The Problem with Food and Authenticity, Part Two: Your Mom

By Chantal Braganza

Part Two: Your Mom

There is a blog post by Lea Zeltserman I keep returning to when I think about this. She was reacting to a New York Times review of a hip, nostalgic and probably quite nice Brooklyn deli called Mile End. The kind of place that makes noodles for its kasha varnishkes by hand, because that’s the way the owner’s great-grandmother made it, and was therefore the right way. Neither would ever buy their bow tie-shaped pasta at a store.

“No, she didn’t,” writes Zeltzerman, “and neither did my Russian great-grandmother. Clearly. But they weren’t trying to pass on a sense of authenticity out of the goodness of their hearts. Our grandmothers didn’t buy noodles at the store because they couldn’t. There were no store noodles to be had, and if there had been, they wouldn’t have had the money. What they got to do was spend an entire day in the kitchen making handmade noodles. Now, those same constricts of poverty have become laden with moral implications.”

Those moral implications probably merit a post of their own, but I will try to be brief. When we talk about the cooking of immigrant mothers, grand-mothers, great-grands and such, we’re honouring tradition and keeping cuisines alive and yes, that’s great. Opening up a restaurant that pays tribute to the way your grandmother cooks is a lovely sentiment.

But so often overlooked are the constraints that historically drove the way we cooked in so many parts of the world; how poverty got us to use what we had in the best possible way, and how when I say “us” I mostly mean women. What’s interesting is that those same constrictions of access and availability that produced the kind of cooking we lovingly look back on—the breads, the hand-made noodles, the soups made of pig parts boiled down for six hours—manifest themselves in almost opposite ways now. Those store-bought noodles? Cheaper and faster than making them by hand. And you can forget about that pig soup (or in Mexico, pozole) if you’re working a full-time job.

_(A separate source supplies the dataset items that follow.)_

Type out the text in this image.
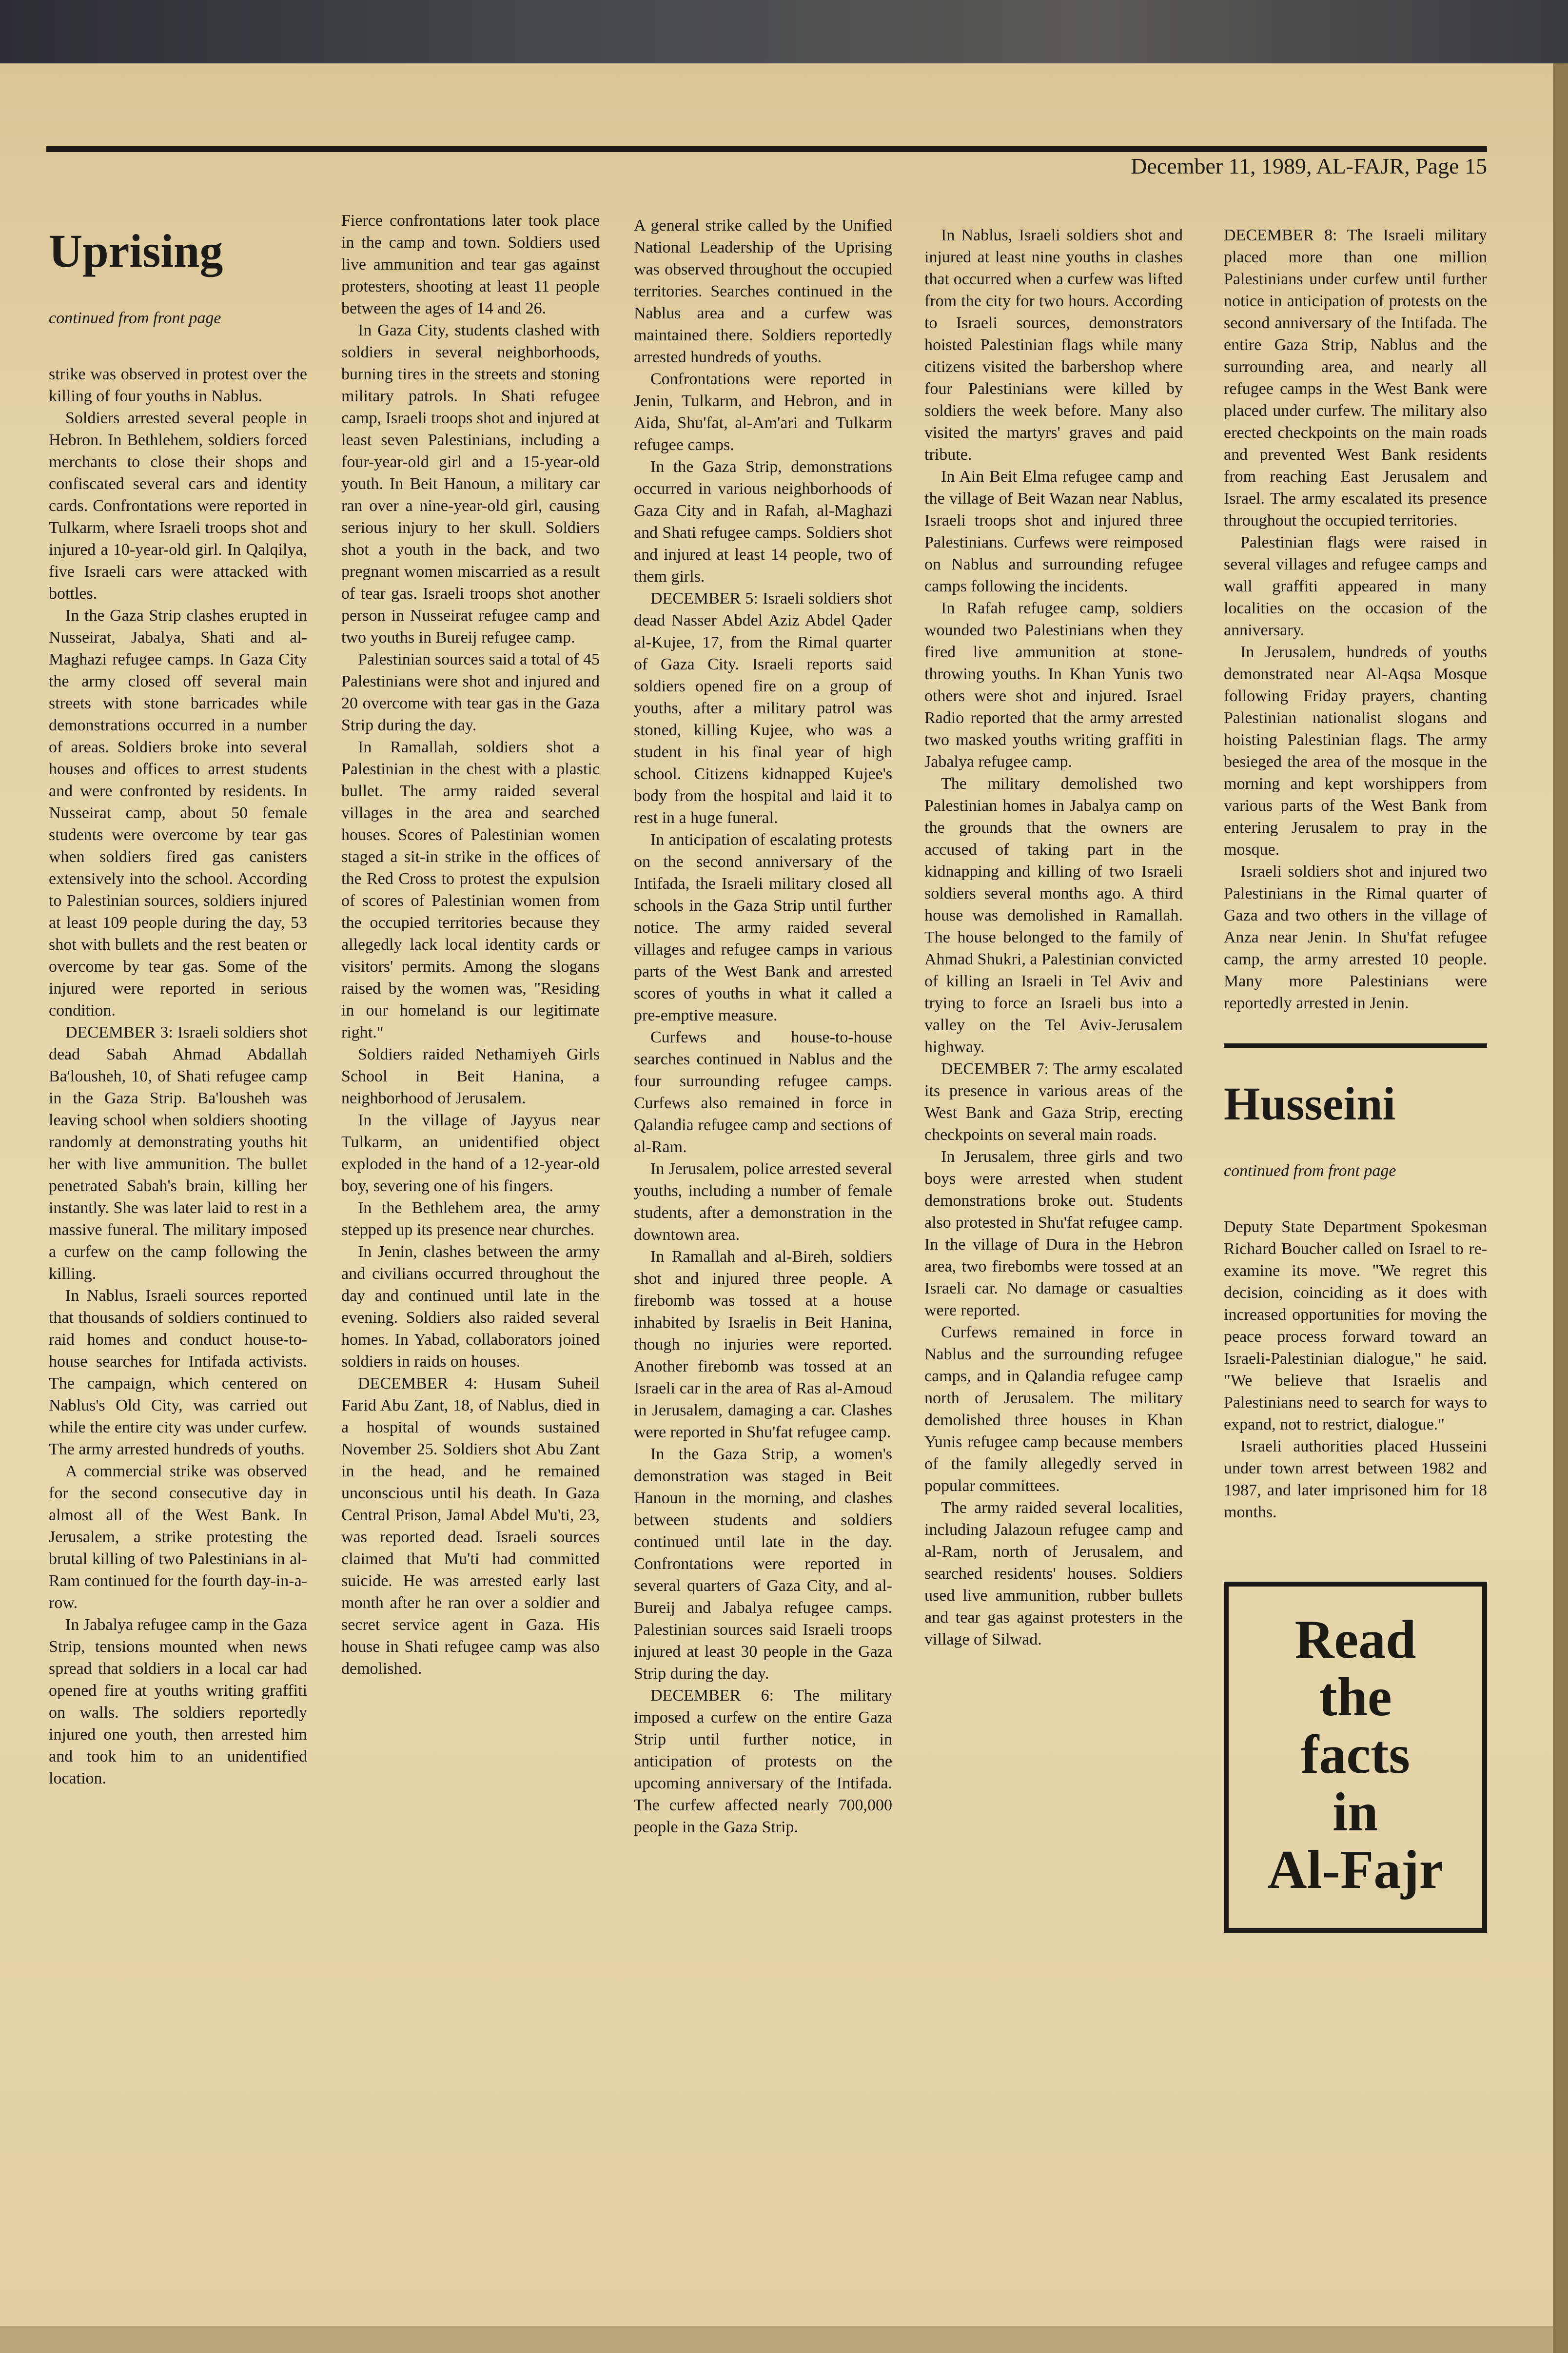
December 11, 1989, AL-FAJR, Page 15
Uprising

continued from front page

strike was observed in protest over the killing of four youths in Nablus.

Soldiers arrested several people in Hebron. In Bethlehem, soldiers forced merchants to close their shops and confiscated several cars and identity cards. Confrontations were reported in Tulkarm, where Israeli troops shot and injured a 10-year-old girl. In Qalqilya, five Israeli cars were attacked with bottles.

In the Gaza Strip clashes erupted in Nusseirat, Jabalya, Shati and al-Maghazi refugee camps. In Gaza City the army closed off several main streets with stone barricades while demonstrations occurred in a number of areas. Soldiers broke into several houses and offices to arrest students and were confronted by residents. In Nusseirat camp, about 50 female students were overcome by tear gas when soldiers fired gas canisters extensively into the school. According to Palestinian sources, soldiers injured at least 109 people during the day, 53 shot with bullets and the rest beaten or overcome by tear gas. Some of the injured were reported in serious condition.

DECEMBER 3: Israeli soldiers shot dead Sabah Ahmad Abdallah Ba'lousheh, 10, of Shati refugee camp in the Gaza Strip. Ba'lousheh was leaving school when soldiers shooting randomly at demonstrating youths hit her with live ammunition. The bullet penetrated Sabah's brain, killing her instantly. She was later laid to rest in a massive funeral. The military imposed a curfew on the camp following the killing.

In Nablus, Israeli sources reported that thousands of soldiers continued to raid homes and conduct house-to-house searches for Intifada activists. The campaign, which centered on Nablus's Old City, was carried out while the entire city was under curfew. The army arrested hundreds of youths.

A commercial strike was observed for the second consecutive day in almost all of the West Bank. In Jerusalem, a strike protesting the brutal killing of two Palestinians in al-Ram continued for the fourth day-in-a-row.

In Jabalya refugee camp in the Gaza Strip, tensions mounted when news spread that soldiers in a local car had opened fire at youths writing graffiti on walls. The soldiers reportedly injured one youth, then arrested him and took him to an unidentified location.

Fierce confrontations later took place in the camp and town. Soldiers used live ammunition and tear gas against protesters, shooting at least 11 people between the ages of 14 and 26.

In Gaza City, students clashed with soldiers in several neighborhoods, burning tires in the streets and stoning military patrols. In Shati refugee camp, Israeli troops shot and injured at least seven Palestinians, including a four-year-old girl and a 15-year-old youth. In Beit Hanoun, a military car ran over a nine-year-old girl, causing serious injury to her skull. Soldiers shot a youth in the back, and two pregnant women miscarried as a result of tear gas. Israeli troops shot another person in Nusseirat refugee camp and two youths in Bureij refugee camp.

Palestinian sources said a total of 45 Palestinians were shot and injured and 20 overcome with tear gas in the Gaza Strip during the day.

In Ramallah, soldiers shot a Palestinian in the chest with a plastic bullet. The army raided several villages in the area and searched houses. Scores of Palestinian women staged a sit-in strike in the offices of the Red Cross to protest the expulsion of scores of Palestinian women from the occupied territories because they allegedly lack local identity cards or visitors' permits. Among the slogans raised by the women was, "Residing in our homeland is our legitimate right."

Soldiers raided Nethamiyeh Girls School in Beit Hanina, a neighborhood of Jerusalem.

In the village of Jayyus near Tulkarm, an unidentified object exploded in the hand of a 12-year-old boy, severing one of his fingers.

In the Bethlehem area, the army stepped up its presence near churches.

In Jenin, clashes between the army and civilians occurred throughout the day and continued until late in the evening. Soldiers also raided several homes. In Yabad, collaborators joined soldiers in raids on houses.

DECEMBER 4: Husam Suheil Farid Abu Zant, 18, of Nablus, died in a hospital of wounds sustained November 25. Soldiers shot Abu Zant in the head, and he remained unconscious until his death. In Gaza Central Prison, Jamal Abdel Mu'ti, 23, was reported dead. Israeli sources claimed that Mu'ti had committed suicide. He was arrested early last month after he ran over a soldier and secret service agent in Gaza. His house in Shati refugee camp was also demolished.

A general strike called by the Unified National Leadership of the Uprising was observed throughout the occupied territories. Searches continued in the Nablus area and a curfew was maintained there. Soldiers reportedly arrested hundreds of youths.

Confrontations were reported in Jenin, Tulkarm, and Hebron, and in Aida, Shu'fat, al-Am'ari and Tulkarm refugee camps.

In the Gaza Strip, demonstrations occurred in various neighborhoods of Gaza City and in Rafah, al-Maghazi and Shati refugee camps. Soldiers shot and injured at least 14 people, two of them girls.

DECEMBER 5: Israeli soldiers shot dead Nasser Abdel Aziz Abdel Qader al-Kujee, 17, from the Rimal quarter of Gaza City. Israeli reports said soldiers opened fire on a group of youths, after a military patrol was stoned, killing Kujee, who was a student in his final year of high school. Citizens kidnapped Kujee's body from the hospital and laid it to rest in a huge funeral.

In anticipation of escalating protests on the second anniversary of the Intifada, the Israeli military closed all schools in the Gaza Strip until further notice. The army raided several villages and refugee camps in various parts of the West Bank and arrested scores of youths in what it called a pre-emptive measure.

Curfews and house-to-house searches continued in Nablus and the four surrounding refugee camps. Curfews also remained in force in Qalandia refugee camp and sections of al-Ram.

In Jerusalem, police arrested several youths, including a number of female students, after a demonstration in the downtown area.

In Ramallah and al-Bireh, soldiers shot and injured three people. A firebomb was tossed at a house inhabited by Israelis in Beit Hanina, though no injuries were reported. Another firebomb was tossed at an Israeli car in the area of Ras al-Amoud in Jerusalem, damaging a car. Clashes were reported in Shu'fat refugee camp.

In the Gaza Strip, a women's demonstration was staged in Beit Hanoun in the morning, and clashes between students and soldiers continued until late in the day. Confrontations were reported in several quarters of Gaza City, and al-Bureij and Jabalya refugee camps. Palestinian sources said Israeli troops injured at least 30 people in the Gaza Strip during the day.

DECEMBER 6: The military imposed a curfew on the entire Gaza Strip until further notice, in anticipation of protests on the upcoming anniversary of the Intifada. The curfew affected nearly 700,000 people in the Gaza Strip.

In Nablus, Israeli soldiers shot and injured at least nine youths in clashes that occurred when a curfew was lifted from the city for two hours. According to Israeli sources, demonstrators hoisted Palestinian flags while many citizens visited the barbershop where four Palestinians were killed by soldiers the week before. Many also visited the martyrs' graves and paid tribute.

In Ain Beit Elma refugee camp and the village of Beit Wazan near Nablus, Israeli troops shot and injured three Palestinians. Curfews were reimposed on Nablus and surrounding refugee camps following the incidents.

In Rafah refugee camp, soldiers wounded two Palestinians when they fired live ammunition at stone-throwing youths. In Khan Yunis two others were shot and injured. Israel Radio reported that the army arrested two masked youths writing graffiti in Jabalya refugee camp.

The military demolished two Palestinian homes in Jabalya camp on the grounds that the owners are accused of taking part in the kidnapping and killing of two Israeli soldiers several months ago. A third house was demolished in Ramallah. The house belonged to the family of Ahmad Shukri, a Palestinian convicted of killing an Israeli in Tel Aviv and trying to force an Israeli bus into a valley on the Tel Aviv-Jerusalem highway.

DECEMBER 7: The army escalated its presence in various areas of the West Bank and Gaza Strip, erecting checkpoints on several main roads.

In Jerusalem, three girls and two boys were arrested when student demonstrations broke out. Students also protested in Shu'fat refugee camp. In the village of Dura in the Hebron area, two firebombs were tossed at an Israeli car. No damage or casualties were reported.

Curfews remained in force in Nablus and the surrounding refugee camps, and in Qalandia refugee camp north of Jerusalem. The military demolished three houses in Khan Yunis refugee camp because members of the family allegedly served in popular committees.

The army raided several localities, including Jalazoun refugee camp and al-Ram, north of Jerusalem, and searched residents' houses. Soldiers used live ammunition, rubber bullets and tear gas against protesters in the village of Silwad.

DECEMBER 8: The Israeli military placed more than one million Palestinians under curfew until further notice in anticipation of protests on the second anniversary of the Intifada. The entire Gaza Strip, Nablus and the surrounding area, and nearly all refugee camps in the West Bank were placed under curfew. The military also erected checkpoints on the main roads and prevented West Bank residents from reaching East Jerusalem and Israel. The army escalated its presence throughout the occupied territories.

Palestinian flags were raised in several villages and refugee camps and wall graffiti appeared in many localities on the occasion of the anniversary.

In Jerusalem, hundreds of youths demonstrated near Al-Aqsa Mosque following Friday prayers, chanting Palestinian nationalist slogans and hoisting Palestinian flags. The army besieged the area of the mosque in the morning and kept worshippers from various parts of the West Bank from entering Jerusalem to pray in the mosque.

Israeli soldiers shot and injured two Palestinians in the Rimal quarter of Gaza and two others in the village of Anza near Jenin. In Shu'fat refugee camp, the army arrested 10 people. Many more Palestinians were reportedly arrested in Jenin.

Husseini

continued from front page

Deputy State Department Spokesman Richard Boucher called on Israel to re-examine its move. "We regret this decision, coinciding as it does with increased opportunities for moving the peace process forward toward an Israeli-Palestinian dialogue," he said. "We believe that Israelis and Palestinians need to search for ways to expand, not to restrict, dialogue."

Israeli authorities placed Husseini under town arrest between 1982 and 1987, and later imprisoned him for 18 months.

Read
the
facts
in
Al-Fajr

As wonderful a cook she is now, my mom came here in the early eighties knowing only how to make steak and fries. She and my dad, she says, were plumper as newlyweds, and it took her years to learn how to cook like my grandmother.

There’s only two things in my mom’s Mexican repertoire that she makes in the strictest sense authentically. She makes them exceptionally well. The first is sopa de fideo, a kind of chicken noodle soup that’s little more than chicken fat, garlic, tomatoes and lime. The second is tortillas, a two-ingredient staple I’d challenge anyone to make as puffy and sweet as she does. (But please, don’t ever tell her I said that.)

If you ask me, my mom’s a hell of a lot better with things like bhindi masala and butter chicken. It’s just what she likes to make.